There is so much to do and see in Ireland, from the climbing the Cliffs of Moher to the West, to kissing the Blarney Stone on the East, to hiking the Wild Atlantic Way to the South. Truth is, you need at least two weeks.

If, like most of us, you can only manage one, choose Dublin as your base, and take a few road trips.

VAL O'DONOGHUE ON LEFT. MAUREEN LOONEY IN MIDDLE. GRAINNE BURKE ON RIGHT. PARYTING AT STREET 66
VAL O’DONOGHUE ON LEFT. MAUREEN LOONEY IN MIDDLE. GRAINNE BURKE ON RIGHT. PARYTING AT STREET 66

Before you go, contact Running Amach, a meet-up group founded by Maureen Looney, a 57 year old practitioner  working with a domestic, gender and sexual based violence service in Dublin (the name is a great play on “running amok,” as “amach” means “out” in Gaelic).

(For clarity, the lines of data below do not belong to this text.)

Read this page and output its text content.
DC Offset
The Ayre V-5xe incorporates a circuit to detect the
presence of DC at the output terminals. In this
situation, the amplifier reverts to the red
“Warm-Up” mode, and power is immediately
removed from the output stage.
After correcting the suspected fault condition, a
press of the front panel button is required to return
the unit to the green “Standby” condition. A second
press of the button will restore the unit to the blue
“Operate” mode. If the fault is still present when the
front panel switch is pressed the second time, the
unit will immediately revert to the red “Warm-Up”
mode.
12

Looney is quick to respond and the site gives you a total rundown on what’s happening in the community when you plan to visit.

You’ll be overwhelmed with choices for exceptional pubs no matter where you go in Ireland (even the tiniest towns will have a few), but if you’re looking for great LGBT clubs in Dublin, be sure to hit the GeorgePanti Bar, and Street 66 (run by 2 women, Cris and Siobhan).

Same goes for restaurants.  The Irish pride themselves on incredible gastronomy with freshness, health, and invention leading their culinary creations.

That said, if you want to patronize family, check out Las Tapas del Lola or Brother Hubbard.

Dublin is a big place, and while there is great public transportation in place, there’s still traffic and you don’t want to waste time waiting for buses.

Stay central at a hotel like the Iveagh Gardens, a really lovely, welcoming, and reasonably priced hotel (especially relative to comparable) smack dab in the middle of the city (they are also Ireland’s first Green Energy Hotel, using an underground river as the thermal energy system required for cooling and heating the building).

For something a tad more romantic, you might want to spend a few nights at the Contarf Castle (yes, a real castle!), slightly more on the outskirts of Dublin, but so very well worth it.

Even if you can just get there for a breakfast or dinner, it might be that “I do” moment you’ve been waiting for.